J’ai visité des lieux qui furent le théâtre de tant de splendeurs, et je n’y ai vu qu’abandon, que solitude.
Volney, les Ruines.


Si chaque saison amène un changement dans la nature, de même les révolutions et les siècles en amènent dans les ouvrages des hommes ; chaque génération transforme ou détruit les œuvres de celle qui l’a précédée. Qu’eût dit Louis XIII, si, moins de cinquante ans après sa mort, il eût pu voir son petit rendez-vous de chasse, le chétif château de Versailles, comme l’appelait Bassompierre, transformé en un immense palais ; le village devenu une ville considérable, et tous les arts se réunissant pour embellir ces lieux et y donner ces magnifiques fêtes qui, en réalisant tous les prodiges de la féerie, attestaient le goût et la puissance de Louis XIV ? Mais qu’aurait dit ce grand roi lui-même, s’il eût vu ce château, construit à tant de frais, où l’art avait forcé la nature, abandonné, désert ; ses maîtres arrachés de leur asile ; l’herbe croissant dans les rues ; le lierre se faisant un passage dans la pierre et le marbre ; quelques invalides occupant son alcôve, et cachant, sous leurs baillons, les lambris dorés de la demeure des rois, les chefs-d’œuvre du grand siècle ?… Les projets des hommes sont écrits sur le sable ; leurs travaux ont des fondements d’argile.

Louis XIII acheta l’emplacement d’un moulin, situé sur une élévation, pour y bâtir un petit château, simple rendez-vous de chasse. Ce fut Jean de Soisy qui lui en fit la vente, en 1627, sans être seigneur du village, qui dépendait alors de l’évêque de Paris, après avoir été le patrimoine de Martial de Loménie, greffier du conseil de Charles IX, et tué au massacre de la Saint-Barthélemy. Louis XIV, qui aimait les arts et que n’effrayaient point les difficultés, choisit cet endroit pour en faire la demeure des rois, abandonnant l’heureuse position de Saint-Germain, parce que la vue des tours de Saint-Denis, que l’on découvrait de là, l’attristait. Telle fut au moins l’une des raisons que l’on prêta au monarque, lorsqu’il choisit un lieu si ingrat, si marécageux, et où il eût été si difficile de rassembler tant de belles eaux sans le secours de l’ingénieuse machine de Marly. Malgré tant d’obstacles, le palais s’éleva avec une rapidité incroyable. En moins de sept années, la plus grande partie se trouva achevée, et il fut habité en 1687. La chapelle ne fut terminée qu’en 1710 ; elle était commencée depuis 1699. Mais la vieillesse et les tracas d’une guerre malheureuse avaient déjà fait perdre à Louis XIV une partie de son activité et de son goût pour la magnificence.

On ne tarda pas à voir l’effet de la célérité qu’on avait apportée à la construction de ce palais ; car, loin de résister avec opiniâtreté aux efforts du temps, moins d’un siècle après sa construction, il menaçait déjà de s’écrouler en plusieurs endroits.

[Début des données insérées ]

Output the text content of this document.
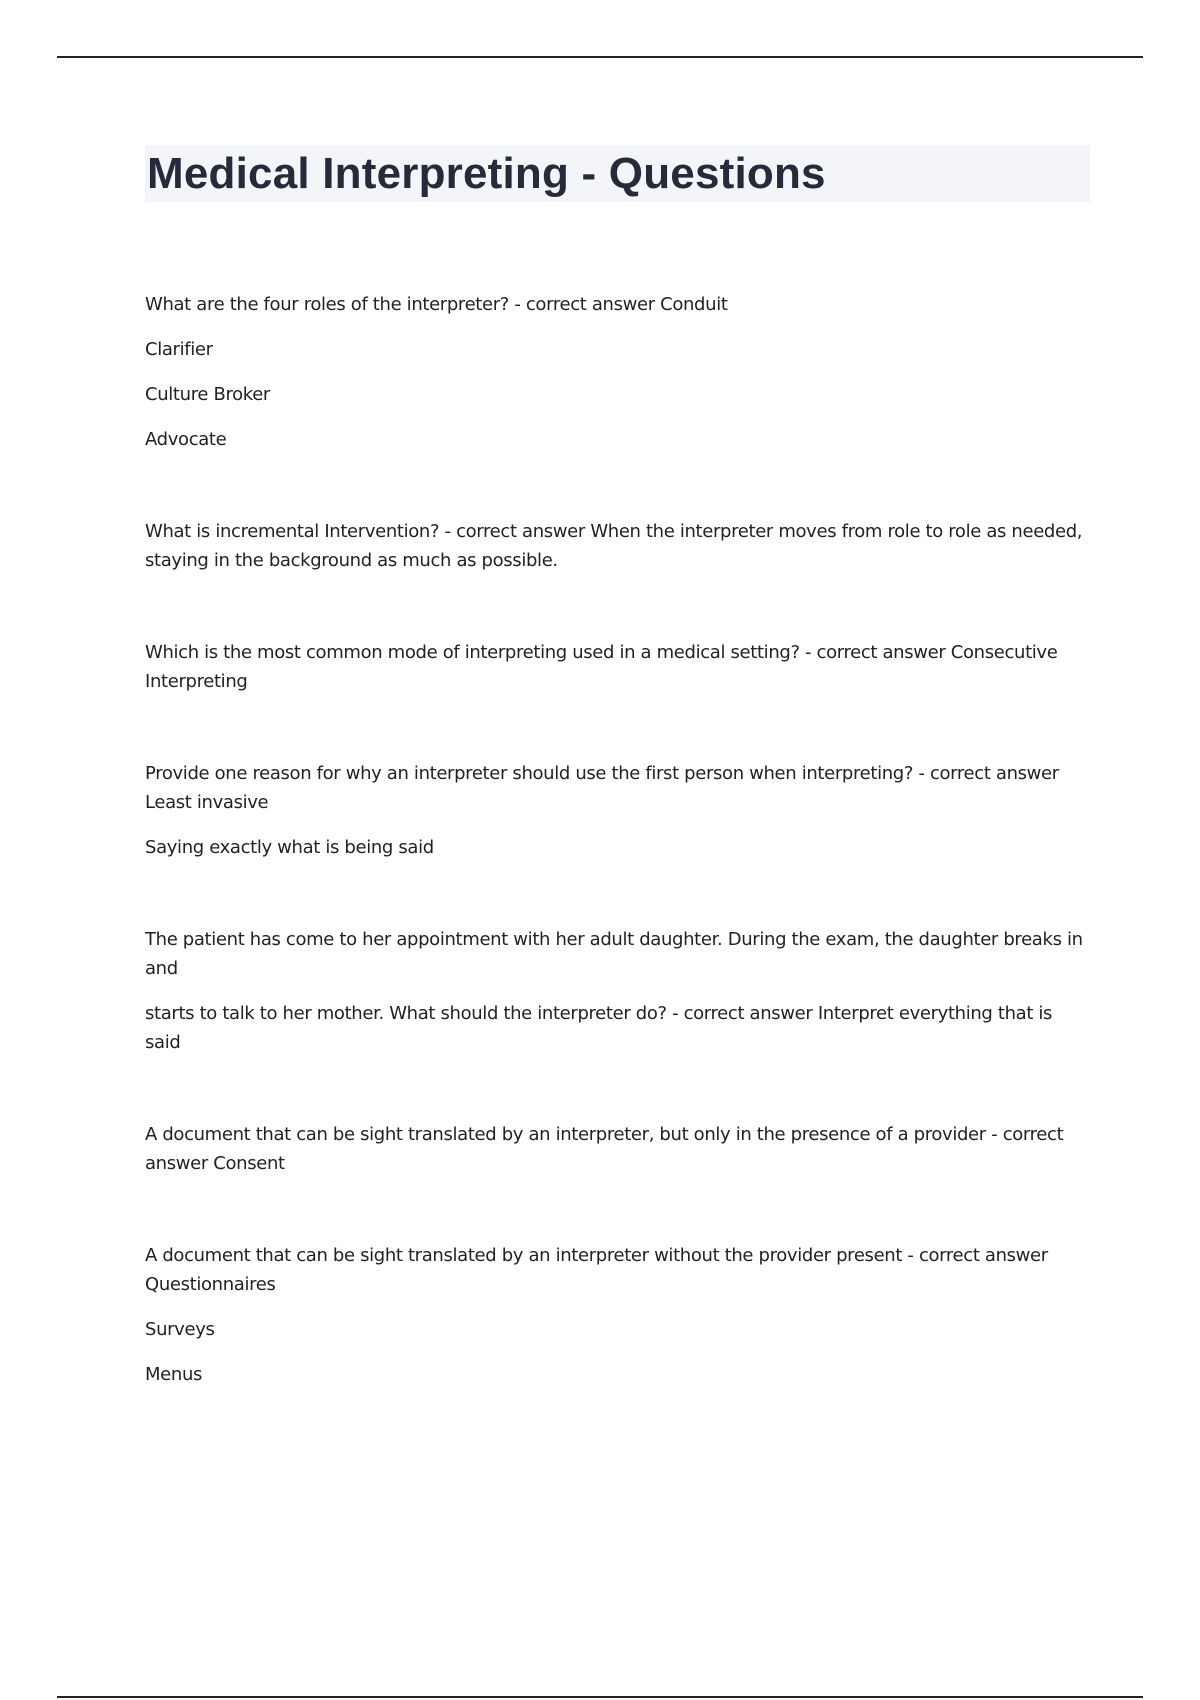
Medical Interpreting - Questions

What are the four roles of the interpreter? - correct answer Conduit

Clarifier

Culture Broker

Advocate

What is incremental Intervention? - correct answer When the interpreter moves from role to role as needed, staying in the background as much as possible.

Which is the most common mode of interpreting used in a medical setting? - correct answer Consecutive Interpreting

Provide one reason for why an interpreter should use the first person when interpreting? - correct answer Least invasive

Saying exactly what is being said

The patient has come to her appointment with her adult daughter. During the exam, the daughter breaks in and

starts to talk to her mother. What should the interpreter do? - correct answer Interpret everything that is said

A document that can be sight translated by an interpreter, but only in the presence of a provider - correct answer Consent

A document that can be sight translated by an interpreter without the provider present - correct answer Questionnaires

Surveys

Menus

Les fondements, posés sur des terres rapportées, n’avaient pas assez de solidité, et bien des parties du bâtiment étaient déjà étayées. J’ai vu aussi la poutre qui supportait l’alcôve du roi tomber en pourriture ; et si on ne s’en était pas aperçu, le roi aurait pu, une nuit, se trouver au rez de chaussée, chez son capitaine des gardes. On lui dressa un lit dans le grand cabinet, où il coucha plus de six mois.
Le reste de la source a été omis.